So to answer this, we want to look at these for loops
and decide how many times each warp is going to have to execute the for loop.
And that means how many times at least 1 thread in the warp is going to have to execute it.
So looking at this expression here, for a single warp these values will vary from 0 to 31.
So there will be at least 1 thread in that warp for whom this modulo expression evaluates to 31.
And that means that the entire warp is going to go through the motions
of executing this bar function 31 times.
Now, some of those times some of the threads will be deactivated.
So the very first time, thread 0 will not execute the bar function.

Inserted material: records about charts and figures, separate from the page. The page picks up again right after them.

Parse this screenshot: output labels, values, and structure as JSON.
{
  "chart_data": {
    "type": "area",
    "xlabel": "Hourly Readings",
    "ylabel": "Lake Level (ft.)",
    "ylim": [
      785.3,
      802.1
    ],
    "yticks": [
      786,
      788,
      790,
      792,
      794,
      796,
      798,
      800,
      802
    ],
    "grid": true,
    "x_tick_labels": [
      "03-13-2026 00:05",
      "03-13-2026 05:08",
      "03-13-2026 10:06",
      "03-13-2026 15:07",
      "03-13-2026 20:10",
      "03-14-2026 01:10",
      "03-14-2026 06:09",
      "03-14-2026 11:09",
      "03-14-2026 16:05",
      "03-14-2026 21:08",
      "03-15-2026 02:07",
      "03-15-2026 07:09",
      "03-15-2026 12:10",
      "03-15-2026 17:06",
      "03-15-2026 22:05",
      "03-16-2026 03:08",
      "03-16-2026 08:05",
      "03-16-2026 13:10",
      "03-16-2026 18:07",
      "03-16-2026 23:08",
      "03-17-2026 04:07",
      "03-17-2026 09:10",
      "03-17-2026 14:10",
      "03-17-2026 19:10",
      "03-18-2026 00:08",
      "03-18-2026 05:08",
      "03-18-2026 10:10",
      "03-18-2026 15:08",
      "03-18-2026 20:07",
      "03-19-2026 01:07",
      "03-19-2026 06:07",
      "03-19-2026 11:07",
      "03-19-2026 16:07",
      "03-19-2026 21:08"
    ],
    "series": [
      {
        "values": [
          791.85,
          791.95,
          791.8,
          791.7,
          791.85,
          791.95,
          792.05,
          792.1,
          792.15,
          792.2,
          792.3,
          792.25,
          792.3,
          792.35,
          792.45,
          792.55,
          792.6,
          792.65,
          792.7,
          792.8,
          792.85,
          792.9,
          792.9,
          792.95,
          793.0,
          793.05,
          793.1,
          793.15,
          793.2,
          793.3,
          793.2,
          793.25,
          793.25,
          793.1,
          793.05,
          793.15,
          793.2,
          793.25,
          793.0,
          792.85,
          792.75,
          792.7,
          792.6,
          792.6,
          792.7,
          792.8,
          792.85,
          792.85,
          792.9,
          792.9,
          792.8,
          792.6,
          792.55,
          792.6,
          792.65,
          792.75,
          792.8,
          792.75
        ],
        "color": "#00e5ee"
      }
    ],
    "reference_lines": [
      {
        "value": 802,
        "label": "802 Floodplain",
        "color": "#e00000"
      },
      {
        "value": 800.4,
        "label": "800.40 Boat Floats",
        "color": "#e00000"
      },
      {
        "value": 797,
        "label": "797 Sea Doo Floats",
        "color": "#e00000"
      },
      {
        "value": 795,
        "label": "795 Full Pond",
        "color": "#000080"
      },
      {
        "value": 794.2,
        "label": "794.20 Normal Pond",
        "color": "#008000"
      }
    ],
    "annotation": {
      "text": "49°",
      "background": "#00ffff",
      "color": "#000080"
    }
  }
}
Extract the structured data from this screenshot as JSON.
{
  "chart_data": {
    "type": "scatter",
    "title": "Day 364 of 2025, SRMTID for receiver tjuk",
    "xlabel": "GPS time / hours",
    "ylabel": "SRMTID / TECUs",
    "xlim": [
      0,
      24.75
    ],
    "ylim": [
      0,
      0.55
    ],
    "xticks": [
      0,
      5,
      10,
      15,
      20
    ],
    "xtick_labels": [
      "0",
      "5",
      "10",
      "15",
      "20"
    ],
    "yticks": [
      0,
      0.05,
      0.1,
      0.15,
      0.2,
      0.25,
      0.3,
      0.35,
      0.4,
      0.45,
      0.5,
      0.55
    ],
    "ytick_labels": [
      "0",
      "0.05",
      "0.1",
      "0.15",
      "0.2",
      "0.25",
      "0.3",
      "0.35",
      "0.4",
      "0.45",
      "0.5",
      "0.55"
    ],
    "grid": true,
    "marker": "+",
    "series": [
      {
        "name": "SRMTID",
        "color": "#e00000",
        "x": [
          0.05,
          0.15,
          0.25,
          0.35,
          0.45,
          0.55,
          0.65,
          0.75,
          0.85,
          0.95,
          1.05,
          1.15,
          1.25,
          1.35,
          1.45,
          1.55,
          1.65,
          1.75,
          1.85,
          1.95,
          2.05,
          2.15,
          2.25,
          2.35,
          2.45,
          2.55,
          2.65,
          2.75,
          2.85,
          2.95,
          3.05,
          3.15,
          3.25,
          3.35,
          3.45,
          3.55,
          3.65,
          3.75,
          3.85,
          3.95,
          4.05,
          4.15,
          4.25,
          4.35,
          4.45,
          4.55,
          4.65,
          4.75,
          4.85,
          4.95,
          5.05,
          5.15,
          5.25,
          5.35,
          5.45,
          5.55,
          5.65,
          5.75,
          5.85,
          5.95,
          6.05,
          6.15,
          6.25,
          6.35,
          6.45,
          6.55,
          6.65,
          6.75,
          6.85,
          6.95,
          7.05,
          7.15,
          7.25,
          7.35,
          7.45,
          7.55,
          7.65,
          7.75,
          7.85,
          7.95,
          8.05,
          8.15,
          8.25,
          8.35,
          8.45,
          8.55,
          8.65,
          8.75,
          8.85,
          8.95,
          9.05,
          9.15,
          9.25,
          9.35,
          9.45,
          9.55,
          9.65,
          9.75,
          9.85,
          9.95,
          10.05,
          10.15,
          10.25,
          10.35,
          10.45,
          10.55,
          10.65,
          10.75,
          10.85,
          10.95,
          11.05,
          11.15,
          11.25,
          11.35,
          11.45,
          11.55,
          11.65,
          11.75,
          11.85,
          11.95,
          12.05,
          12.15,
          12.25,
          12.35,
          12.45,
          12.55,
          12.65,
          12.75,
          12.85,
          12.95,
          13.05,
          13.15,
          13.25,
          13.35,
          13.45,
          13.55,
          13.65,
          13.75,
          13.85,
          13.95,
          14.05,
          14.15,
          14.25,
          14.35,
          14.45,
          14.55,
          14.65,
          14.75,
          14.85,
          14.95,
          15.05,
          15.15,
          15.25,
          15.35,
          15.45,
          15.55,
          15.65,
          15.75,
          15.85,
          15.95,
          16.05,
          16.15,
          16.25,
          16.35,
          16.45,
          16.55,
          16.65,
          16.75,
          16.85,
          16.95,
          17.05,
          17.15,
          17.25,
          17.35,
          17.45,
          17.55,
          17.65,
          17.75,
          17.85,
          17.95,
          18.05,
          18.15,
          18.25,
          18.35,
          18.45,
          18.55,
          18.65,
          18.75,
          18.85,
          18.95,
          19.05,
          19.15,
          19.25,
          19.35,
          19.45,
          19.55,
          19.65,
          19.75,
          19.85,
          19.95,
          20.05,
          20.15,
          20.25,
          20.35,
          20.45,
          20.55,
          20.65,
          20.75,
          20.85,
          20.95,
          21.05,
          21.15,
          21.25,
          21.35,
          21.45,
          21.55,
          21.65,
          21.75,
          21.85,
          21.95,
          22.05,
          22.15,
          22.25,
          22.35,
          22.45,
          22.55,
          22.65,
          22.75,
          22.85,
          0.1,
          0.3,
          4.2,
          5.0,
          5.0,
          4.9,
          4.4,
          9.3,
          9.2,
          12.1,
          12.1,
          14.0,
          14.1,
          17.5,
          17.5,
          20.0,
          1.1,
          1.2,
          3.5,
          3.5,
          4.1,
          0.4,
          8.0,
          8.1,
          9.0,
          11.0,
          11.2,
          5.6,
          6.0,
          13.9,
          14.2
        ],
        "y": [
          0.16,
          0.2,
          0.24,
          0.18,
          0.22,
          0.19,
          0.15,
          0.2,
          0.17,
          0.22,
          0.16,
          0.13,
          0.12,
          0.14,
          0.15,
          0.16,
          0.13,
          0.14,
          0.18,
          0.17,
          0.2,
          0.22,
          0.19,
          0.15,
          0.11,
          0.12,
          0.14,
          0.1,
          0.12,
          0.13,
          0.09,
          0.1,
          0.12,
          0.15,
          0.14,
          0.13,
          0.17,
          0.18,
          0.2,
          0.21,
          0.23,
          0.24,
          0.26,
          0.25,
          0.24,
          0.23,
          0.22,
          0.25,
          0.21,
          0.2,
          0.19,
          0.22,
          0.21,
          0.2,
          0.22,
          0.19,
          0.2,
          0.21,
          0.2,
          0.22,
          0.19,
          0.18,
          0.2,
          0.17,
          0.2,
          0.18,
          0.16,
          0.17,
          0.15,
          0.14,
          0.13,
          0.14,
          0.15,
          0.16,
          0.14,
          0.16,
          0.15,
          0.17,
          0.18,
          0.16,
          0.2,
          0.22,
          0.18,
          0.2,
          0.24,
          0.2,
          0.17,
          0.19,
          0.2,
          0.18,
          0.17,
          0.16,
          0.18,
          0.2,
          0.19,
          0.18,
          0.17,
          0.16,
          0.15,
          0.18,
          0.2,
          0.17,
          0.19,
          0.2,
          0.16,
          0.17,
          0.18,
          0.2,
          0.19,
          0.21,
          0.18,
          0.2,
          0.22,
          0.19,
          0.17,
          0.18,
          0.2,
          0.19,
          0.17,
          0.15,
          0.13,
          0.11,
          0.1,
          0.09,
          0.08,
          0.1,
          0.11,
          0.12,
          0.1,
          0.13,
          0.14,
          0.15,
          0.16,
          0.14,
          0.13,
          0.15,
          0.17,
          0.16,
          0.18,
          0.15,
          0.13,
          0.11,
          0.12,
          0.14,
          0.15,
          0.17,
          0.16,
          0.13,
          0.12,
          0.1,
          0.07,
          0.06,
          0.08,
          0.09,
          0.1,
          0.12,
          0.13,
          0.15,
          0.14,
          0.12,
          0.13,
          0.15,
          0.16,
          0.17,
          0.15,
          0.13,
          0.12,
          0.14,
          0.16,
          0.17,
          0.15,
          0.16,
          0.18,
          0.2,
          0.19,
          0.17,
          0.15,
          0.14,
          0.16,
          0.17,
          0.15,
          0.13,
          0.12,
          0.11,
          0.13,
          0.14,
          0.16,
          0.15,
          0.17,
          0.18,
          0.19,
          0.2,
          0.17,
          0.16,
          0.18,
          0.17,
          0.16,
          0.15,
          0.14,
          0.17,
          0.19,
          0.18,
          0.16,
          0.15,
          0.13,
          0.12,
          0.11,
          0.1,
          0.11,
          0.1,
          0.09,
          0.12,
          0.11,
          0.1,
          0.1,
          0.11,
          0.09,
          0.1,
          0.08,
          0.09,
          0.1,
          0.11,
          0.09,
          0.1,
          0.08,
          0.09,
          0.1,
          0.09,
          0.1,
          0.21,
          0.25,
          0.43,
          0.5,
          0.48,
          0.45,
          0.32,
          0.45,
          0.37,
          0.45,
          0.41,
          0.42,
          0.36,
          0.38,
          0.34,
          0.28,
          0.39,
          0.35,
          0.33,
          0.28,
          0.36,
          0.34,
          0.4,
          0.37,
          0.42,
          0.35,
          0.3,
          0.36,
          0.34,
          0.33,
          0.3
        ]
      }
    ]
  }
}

It will be deactivated because i will not be less than 0.
And the next time thread 0 and 1 will be deactivated and so forth.
Ultimately, the total amount of time that the warp has to spend in this loop
depends on the total number of time that any 1 thread has to spend on it.
Each warp will executive this loop 31 times.
This next loop, though, is different.
In this case the integer divide means that threads 0 through 31 are going to evaluate to 0.
This expression will evaluate to 0, and therefore they're not going to execute the bar function at all.
And in threads 32 through 63 we'll evaluate this expression to 1,
and they'll execute the loop 1s and so forth.
So there will be 1 warp which evaluates at 0 times, 1 warp which evaluates at 1 time,
1 that evaluates at 2 times and so forth, all the way up to a single warp,
which evaluates at 31 times.
So the average number of times that all of the warps will execute this loop is 15.5.
So now we know what we need to know to answer the question.
Clearly, the second loop will execute faster, and it will be twice as fast
because, on average, the number of times that the expensive bar function gets evaluated
is half the number of times that that bar function gets evaluated during the first loop.
要回答这个问题,我们得了解一下这些循环
之后再来判断每个变形将要在循环之中执行多少次。
意思是至少一条在变形中的线程将要执行多少次。
来看一下此处的表达式,单一变形,取值范围将从0到31。
所以在此变形中至少会有1个线程执行此取模表达式中,值为31.
这意味着整个变形将遍历
执行此bar函数31次。
现在,某些次数中的某些线程将会失效。
所以在最开始,线程0不会执行bar函数。
函数将失效因为i值不会小于0.
下一次线程0和1将会失效,以此类推。
最终,此变形在此循环中的总时间
取决于任意某线程需要消耗的总时间。
每个变形将会在此循环中执行31次。
下面这个循环,却不同。
在此条件下的整数除意味着线程0到31的值都会为0。
下一个表达式的值将为0,因此它们完全不会执行此bar函数。
而线程32到63我们会执行此表达式取值为1,
它们将会执行此循环1s,以此类推。
所以此处有一个变形将会执行0次,下一个执行1次,
再下一个执行2次以此类推,所有执行次数加起来的和等于此单个变形。
总共为31次。
所以所有这些变形在本次循环中执行的平均次数为15.5次。
那么现在我们需要知道这道题的答案了。
显然,第二个循环执行的更快,两倍于第一个循环,
因为,通常来说,时间要求更高的bar函数求值次数
为在首个循环中bar函数所需次数的一半。